Recently the Lloyd Town Board passed a resolution by a vote of 3-2 that granted a waiver from a town moratorium for an Assisted Living project that will allow it to go before the Planning Board for site plan review. Supervisor Fred Pizzuto, Claire Winslow and Lenny Auchmoody voted yes while Councilmen Joe Mazzetti and Mike Guerierro voted no.
When the moratorium was approved in January by a vote of 4-1 Councilman Lenny Auchmoody was then the sole no vote. He said publicly that the town not only would be holding up these developers who had invested time and money in their projects but that they could file a lawsuit against the town.
Earlier this year when the Comprehensive Plan Committee was revising wording for the code specifically on retirement communities, the town’s Land Use Attorney Paul Van Cott told the Committee that the Town Board would still have the right to say no to a developer should they deem that a proposed project was not appropriate for a site. When asked if the Town Board was told that if they voted not to move the Assisted Living project forward that they could be sued by the developer, he said anything that was told to the Town Board by counsel was attorney-client privilege.
“We’re the attorneys for the town. We represent the town’s interests and our communications, to the extent that we have them with the Town Board, are privileged,” he said. “I’m not going to breech that confidence, that would be unethical on my part. I represent my client 100% and it’s important to maintain that confidentiality.”
Van Cott explained that the town still has the right to say no to a project.
“You first have a legislative process and you’re looking at a specific area of land and the Town Board, not the Planning Board, has to decide whether or not it wants to rezone that land,” he said. “That is a legislative decision that the Town Board has a lot of discretion on whether they want to do that, so that is the basis for my comments at the Comprehensive Plan Committee. If the Town Board decides that they do not want to rezone that land as someone is proposing, it doesn’t have to.”
Van Cott said this right, “gives the town quite a bit more leverage and discretion in terms of making sure that appropriate development is done in the right places in the town.”
Van Cott said lawsuits can be brought at any time, “but when it comes to legislative actions, towns have broad authority to make the decisions that they believe are necessary to protect the public health, welfare and safety and the courts don’t step into the shoes of those decisions.”

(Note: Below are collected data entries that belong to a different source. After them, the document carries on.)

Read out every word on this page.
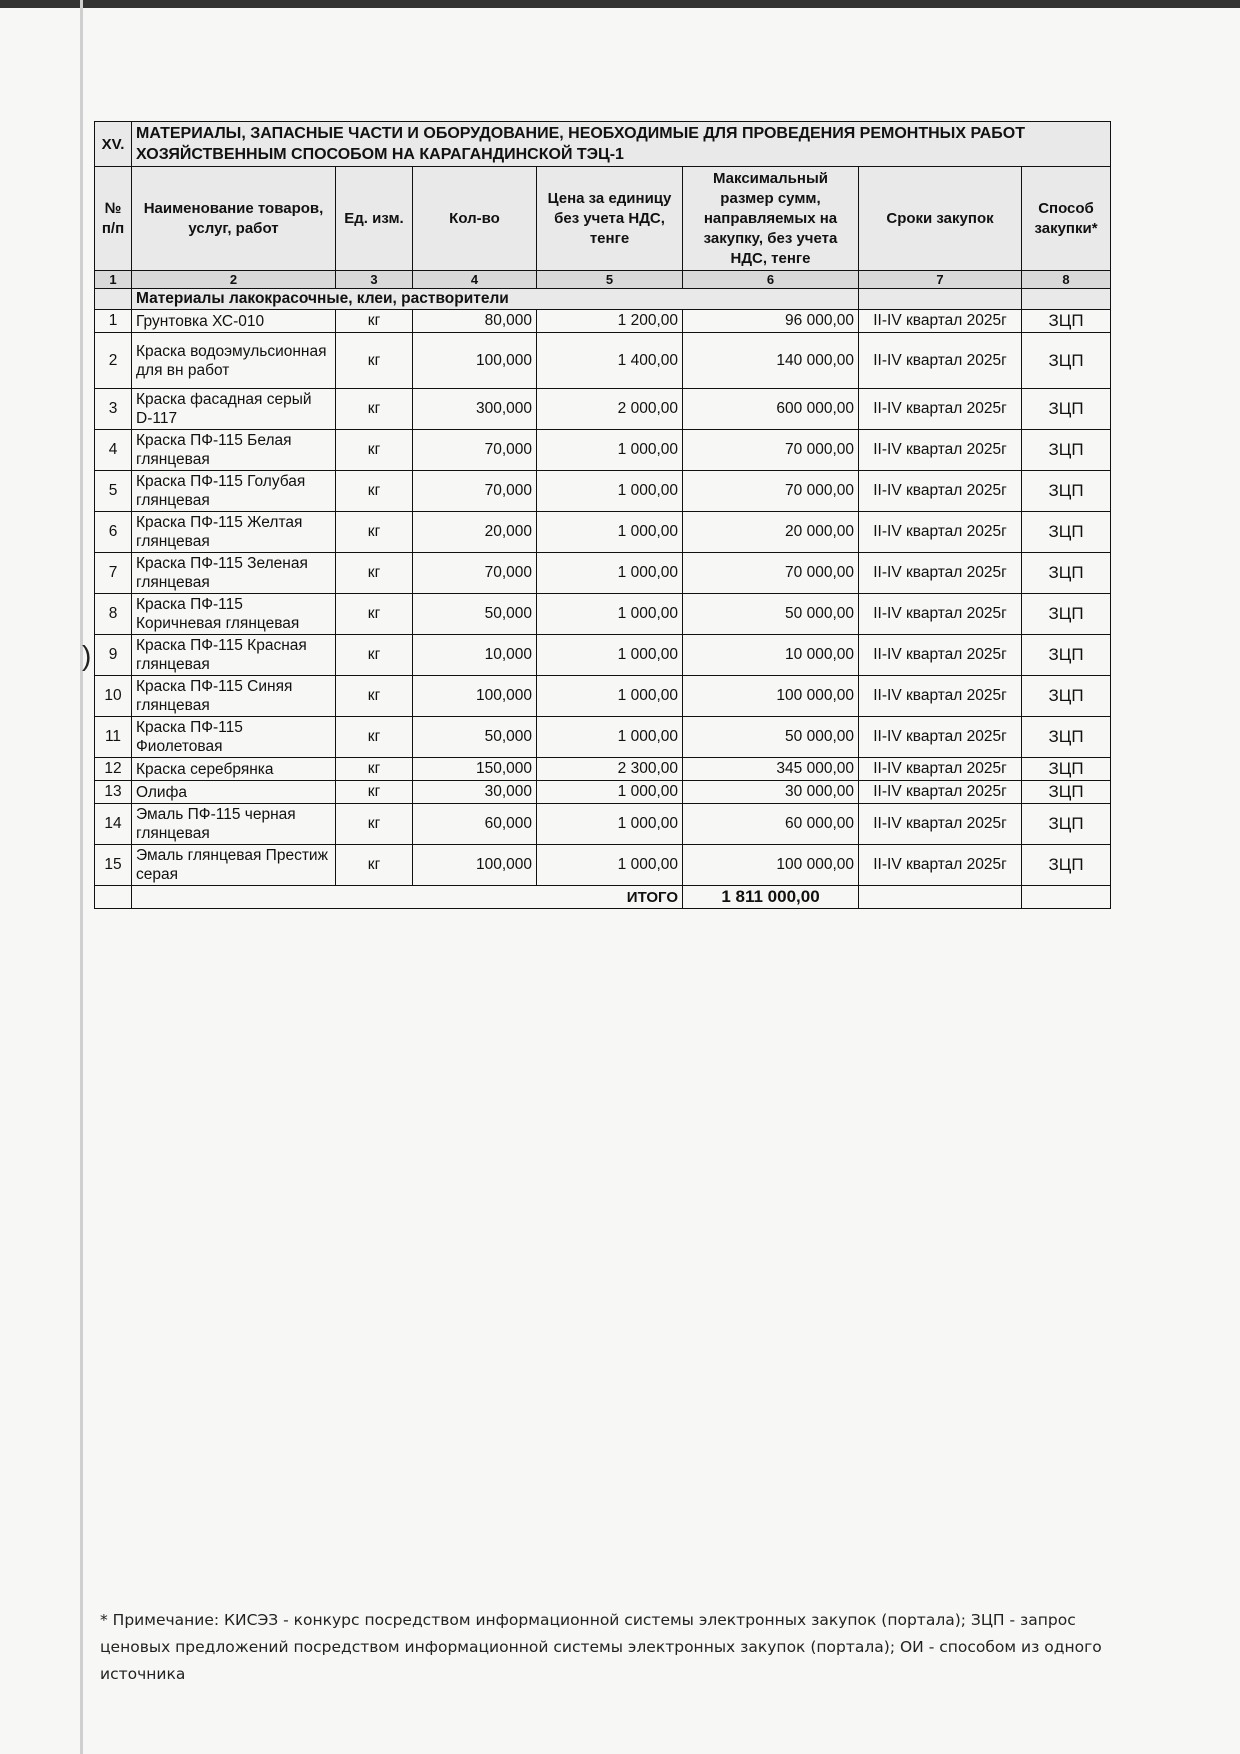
)
XV.	МАТЕРИАЛЫ, ЗАПАСНЫЕ ЧАСТИ И ОБОРУДОВАНИЕ, НЕОБХОДИМЫЕ ДЛЯ ПРОВЕДЕНИЯ РЕМОНТНЫХ РАБОТ ХОЗЯЙСТВЕННЫМ СПОСОБОМ НА КАРАГАНДИНСКОЙ ТЭЦ-1						
№ п/п	Наименование товаров, услуг, работ	Ед. изм.	Кол-во	Цена за единицу без учета НДС, тенге	Максимальный размер сумм, направляемых на закупку, без учета НДС, тенге	Сроки закупок	Способ закупки*
1	2	3	4	5	6	7	8
	Материалы лакокрасочные, клеи, растворители						
1	Грунтовка ХС-010	кг	80,000	1 200,00	96 000,00	II-IV квартал 2025г	ЗЦП
2	Краска водоэмульсионная для вн работ	кг	100,000	1 400,00	140 000,00	II-IV квартал 2025г	ЗЦП
3	Краска фасадная серый D-117	кг	300,000	2 000,00	600 000,00	II-IV квартал 2025г	ЗЦП
4	Краска ПФ-115 Белая глянцевая	кг	70,000	1 000,00	70 000,00	II-IV квартал 2025г	ЗЦП
5	Краска ПФ-115 Голубая глянцевая	кг	70,000	1 000,00	70 000,00	II-IV квартал 2025г	ЗЦП
6	Краска ПФ-115 Желтая глянцевая	кг	20,000	1 000,00	20 000,00	II-IV квартал 2025г	ЗЦП
7	Краска ПФ-115 Зеленая глянцевая	кг	70,000	1 000,00	70 000,00	II-IV квартал 2025г	ЗЦП
8	Краска ПФ-115 Коричневая глянцевая	кг	50,000	1 000,00	50 000,00	II-IV квартал 2025г	ЗЦП
9	Краска ПФ-115 Красная глянцевая	кг	10,000	1 000,00	10 000,00	II-IV квартал 2025г	ЗЦП
10	Краска ПФ-115 Синяя глянцевая	кг	100,000	1 000,00	100 000,00	II-IV квартал 2025г	ЗЦП
11	Краска ПФ-115 Фиолетовая	кг	50,000	1 000,00	50 000,00	II-IV квартал 2025г	ЗЦП
12	Краска серебрянка	кг	150,000	2 300,00	345 000,00	II-IV квартал 2025г	ЗЦП
13	Олифа	кг	30,000	1 000,00	30 000,00	II-IV квартал 2025г	ЗЦП
14	Эмаль ПФ-115 черная глянцевая	кг	60,000	1 000,00	60 000,00	II-IV квартал 2025г	ЗЦП
15	Эмаль глянцевая Престиж серая	кг	100,000	1 000,00	100 000,00	II-IV квартал 2025г	ЗЦП
	ИТОГО				1 811 000,00		
* Примечание: КИСЭЗ - конкурс посредством информационной системы электронных закупок (портала); ЗЦП - запрос ценовых предложений посредством информационной системы электронных закупок (портала); ОИ - способом из одного источника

Van Cott explained that all of Sanderson’s six parcels, which comprise about 50 acres, were listed in the resolution to grant the waiver from the moratorium only to show all of the lands that he controls. Van Cott stressed that the resolution limits the developer to just the Assisted Living Facility close to Route 9W should the Planning Board approve its site plan.

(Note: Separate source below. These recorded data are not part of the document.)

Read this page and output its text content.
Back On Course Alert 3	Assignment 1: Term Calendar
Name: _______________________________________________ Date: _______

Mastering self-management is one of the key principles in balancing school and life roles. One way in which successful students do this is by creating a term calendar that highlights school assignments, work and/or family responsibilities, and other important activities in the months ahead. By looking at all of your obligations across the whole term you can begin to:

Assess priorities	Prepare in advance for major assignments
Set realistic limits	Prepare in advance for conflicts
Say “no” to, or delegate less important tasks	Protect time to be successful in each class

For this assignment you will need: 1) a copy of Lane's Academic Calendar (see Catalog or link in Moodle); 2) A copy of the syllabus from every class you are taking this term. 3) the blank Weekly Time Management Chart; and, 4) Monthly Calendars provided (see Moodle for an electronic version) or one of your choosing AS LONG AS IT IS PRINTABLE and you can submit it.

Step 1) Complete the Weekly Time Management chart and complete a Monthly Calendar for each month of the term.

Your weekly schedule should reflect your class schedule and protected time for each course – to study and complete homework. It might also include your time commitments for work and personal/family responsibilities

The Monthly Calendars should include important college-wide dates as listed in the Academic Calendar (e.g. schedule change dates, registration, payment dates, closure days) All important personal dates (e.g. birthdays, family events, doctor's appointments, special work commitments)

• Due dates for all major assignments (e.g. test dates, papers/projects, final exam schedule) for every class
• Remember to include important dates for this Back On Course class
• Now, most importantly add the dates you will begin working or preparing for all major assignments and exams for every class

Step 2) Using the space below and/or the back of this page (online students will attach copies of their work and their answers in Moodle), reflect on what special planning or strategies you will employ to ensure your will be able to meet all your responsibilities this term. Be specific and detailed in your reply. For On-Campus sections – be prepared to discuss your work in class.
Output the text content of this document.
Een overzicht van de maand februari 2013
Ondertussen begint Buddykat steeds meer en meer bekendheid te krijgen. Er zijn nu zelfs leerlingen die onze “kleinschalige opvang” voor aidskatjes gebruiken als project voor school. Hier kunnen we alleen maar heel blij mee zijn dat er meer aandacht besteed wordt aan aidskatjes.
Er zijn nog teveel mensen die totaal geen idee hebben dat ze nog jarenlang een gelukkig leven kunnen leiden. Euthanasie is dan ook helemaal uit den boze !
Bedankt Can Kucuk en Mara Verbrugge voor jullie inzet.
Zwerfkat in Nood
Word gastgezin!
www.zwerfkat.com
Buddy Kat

“There is nothing more to it, that’s all it is,” he said. “Anything else for that property is speculative because they don’t know where the town is going to land relative to retirement communities in terms of regulation.”
Sanderson’s original proposal was not only for the Assisted Living facility but also to construct an Urgent Care facility, medical offices, 219 independent living housing units, two multi-family structures, a clubhouse a pool house, tennis courts and a community garden. Sanderson’s attorney, John Furst, has insisted in recent months, that his client is only seeking to build the Assisted Living Facility, but in a subsequent, on the record interview, said, “at some point in the future he’s gonna look to develop those other portions of the property like he originally did a year ago. It’s so uncertain at this point; we’re waiting to see what the town does with the rezoning.”